Active use of an animal’s nerves and muscles, and ionic heterogeneities between anatomical regions generate both varying and static electric fields around its body. These weak fields are detectable at most a few body-lengths away from the animal, but within that range, temporal variations in the fields are propagated with no delay. The creation of these fields is called passive electrogeneration, because it is incidental to the primary function of the relevant organs.
Most primitive fishes (lampreys, sharks, rays, skates, paddlefish, reedfish, coelacanths, and lungfish), and some amphibians use ciliated receptor cells to detect passive electric fields (passive electroreception). These electrically sensitive receptor cells are grouped into ampullary organs spread over the animal’s exterior surface but most often concentrated in the head region. Although the ancestors of advanced bony fishes lost their ampullary organs, some descendants such as catfish, knifefishes, elephantfishes, frankish, and featherback fishes, and the duck-billed platypus (a mammal) reacquired ampullary-like receptor organs. Most species use their passive electroreceptive organs to detect weak and slowly varying electrical fields produced by prey. Stingrays use passive electroreception to locate hidden conspecifics, and some catfish and sharks monitor nonbiological electrical fields to navigate at night or in murky waters.
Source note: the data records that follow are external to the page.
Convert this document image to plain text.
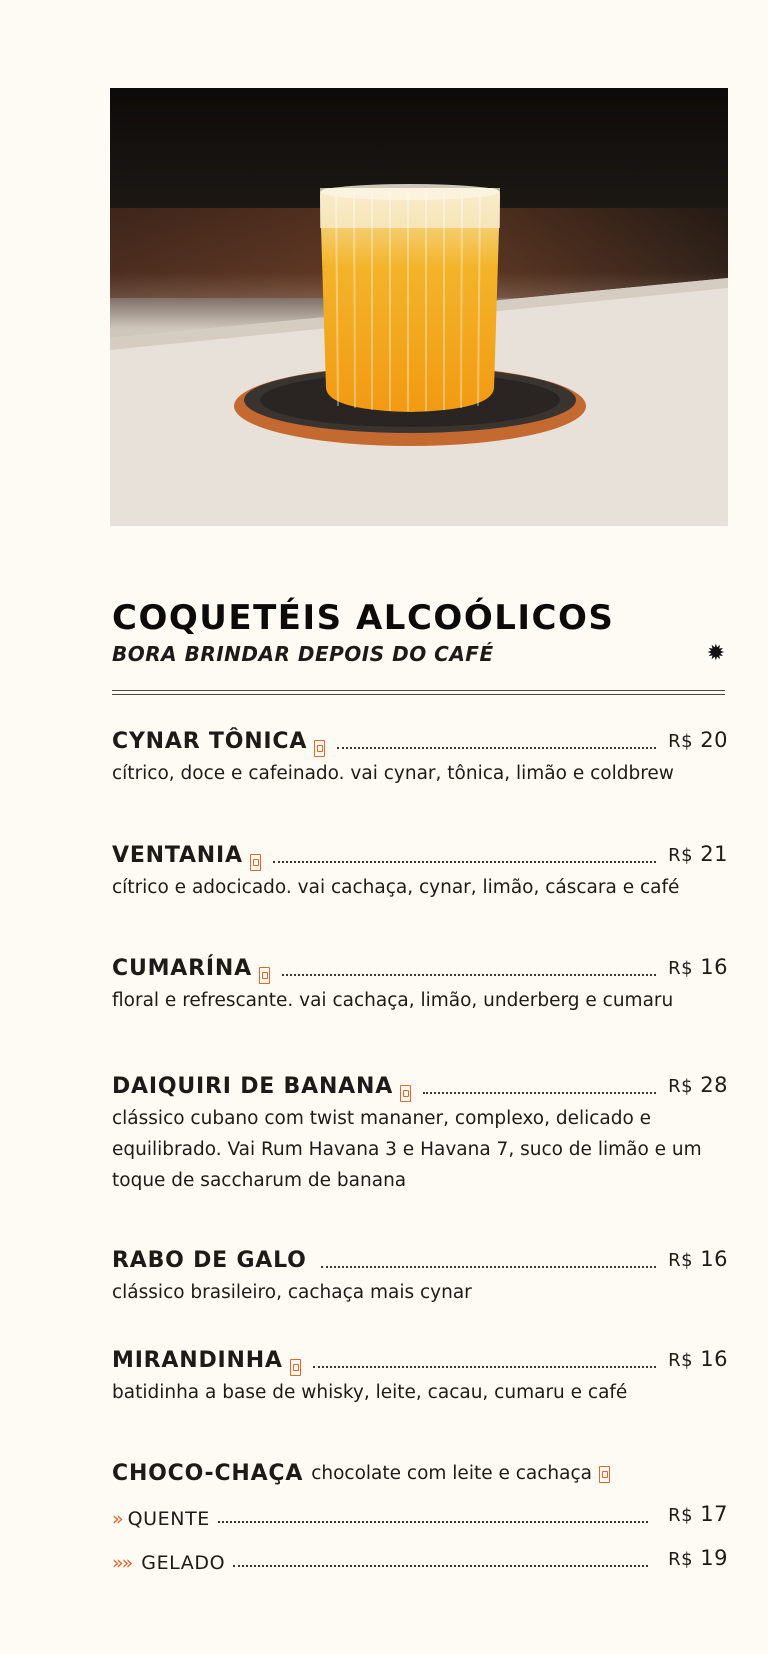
COQUETÉIS ALCOÓLICOS
BORA BRINDAR DEPOIS DO CAFÉ	✹
CYNAR TÔNICA	R$ 20
cítrico, doce e cafeinado. vai cynar, tônica, limão e coldbrew
VENTANIA	R$ 21
cítrico e adocicado. vai cachaça, cynar, limão, cáscara e café
CUMARÍNA	R$ 16
floral e refrescante. vai cachaça, limão, underberg e cumaru
DAIQUIRI DE BANANA	R$ 28
clássico cubano com twist mananer, complexo, delicado e equilibrado. Vai Rum Havana 3 e Havana 7, suco de limão e um toque de saccharum de banana
RABO DE GALO	R$ 16
clássico brasileiro, cachaça mais cynar
MIRANDINHA	R$ 16
batidinha a base de whisky, leite, cacau, cumaru e café
CHOCO-CHAÇA chocolate com leite e cachaça
» QUENTE	R$ 17
»» GELADO	R$ 19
Skates and some catfish have modified selected body muscles into electric organs that produce medium-intensity electric discharges as social signals. This is called active electrogeneration. Knifefishes, elephantfishes, and frankfish evolved similar electric organs, but use them both for electrocommunication and to probe their immediate environment for the presence of nearby objects (electrolocation). Both functions rely on modified electric receptors called tuberous organs that are sensitive to the high frequencies that make up the very-short-duration and rapidly repeated electric organ discharges. Objects of different sizes, shapes, compositions, and proximities distort the electric field around a fish in different ways. By combining the input from many tuberous receptors spread over its body, the fish’s brain can characterize the location, motion, and many properties of nearby objects. Electrolocation allows species with tuberous organs to navigate around obstacles and find prey at night or in very turbid waters.
To avoid disrupting their navigational capabilities, electrolocating fish use modulations in the rate and waveforms of their electric organ discharges for social communication. Modulations include sudden bursts of discharges at high rates, variations in discharge amplitude, subtle changes in waveforms, and brief cessations in discharging. Differences in waveform pattern created by varying the geometries and structure of their electric organs facilitate species and gender recognition in species-rich communities. In some species, waveforms are individually distinctive, allowing for recurrent social interactions, maintenance of dominance hierarchies, and sexual selection with no or little reliance on other modalities.